The attention of most in Congress, the media, and the privacy rights community has been focused this spring on the looming Foreign Intelligence Surveillance Amendments (FAA) Act Section 702 reauthorization fight, generally for good reasons. However, other expansions of domestic surveillance powers and data sharing are getting far less attention—and one such measure before the House today may dramatically expand the kind of information state and local law enforcement agencies can get from the federal government.
Introduced on April 26 by Rep. John Katko (R‑NY), the “Improving Fusion Centers’ Access to Information Act” (HR 2169) is designed to plug any “information gaps” in state “fusion centers” by modifying the Homeland Security Act of 2002 to require DHS to
identify Federal databases and datasets, including databases and datasets used, operated, or managed by Department components, the Federal Bureau of Investigation, and the Department of the Treasury, that are appropriate, in accordance with Federal laws and policies, to address any gaps identified pursuant to paragraph (2), for inclusion in the information sharing environment and coordinate with the appropriate Federal agency to deploy or access such databases and datasets;
If the sound of this makes you feel uncomfortable, it should for several reasons—not the least of which is the last-minute decision by the Obama administration to make more raw (and thus potentially unverified or inaccurate) intelligence from the National Security Agency available to the FBI, and thus other law enforcement agencies the FBI decides need the data.

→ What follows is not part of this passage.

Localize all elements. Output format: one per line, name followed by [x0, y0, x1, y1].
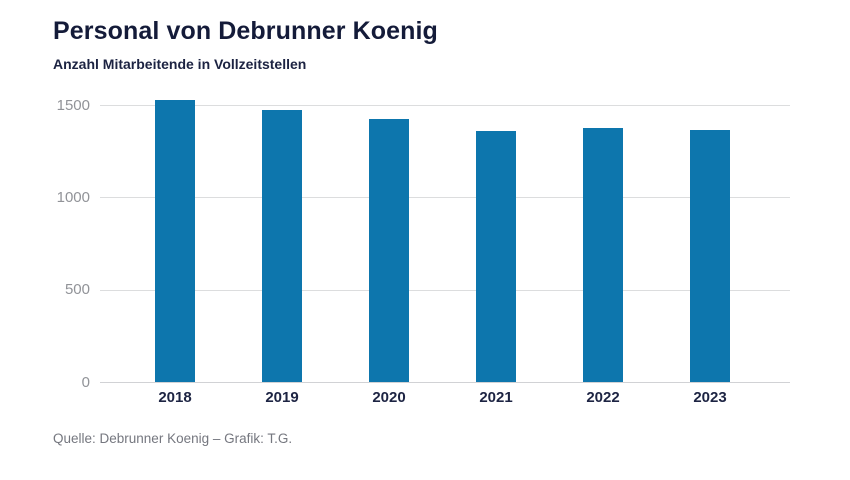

What makes Katko’s bill—which is coming to the House floor under expedited consideration via a legislative procedure known as “suspension of the rules”—even worse is that it ignores the 2012 findings of a Senate Homeland Security Committee report that found that state fusion centers were at best worthless, and at worse Bill of Rights violation factories.
In the press release on the committee report, then chairman Senator Tom Coburn (R‑OK) stated, “It’s troubling that the very ‘fusion’ centers that were designed to share information in a post‑9/11 world have become part of the problem. Instead of strengthening our counterterrorism efforts, they have too often wasted money and stepped on Americans’ civil liberties.”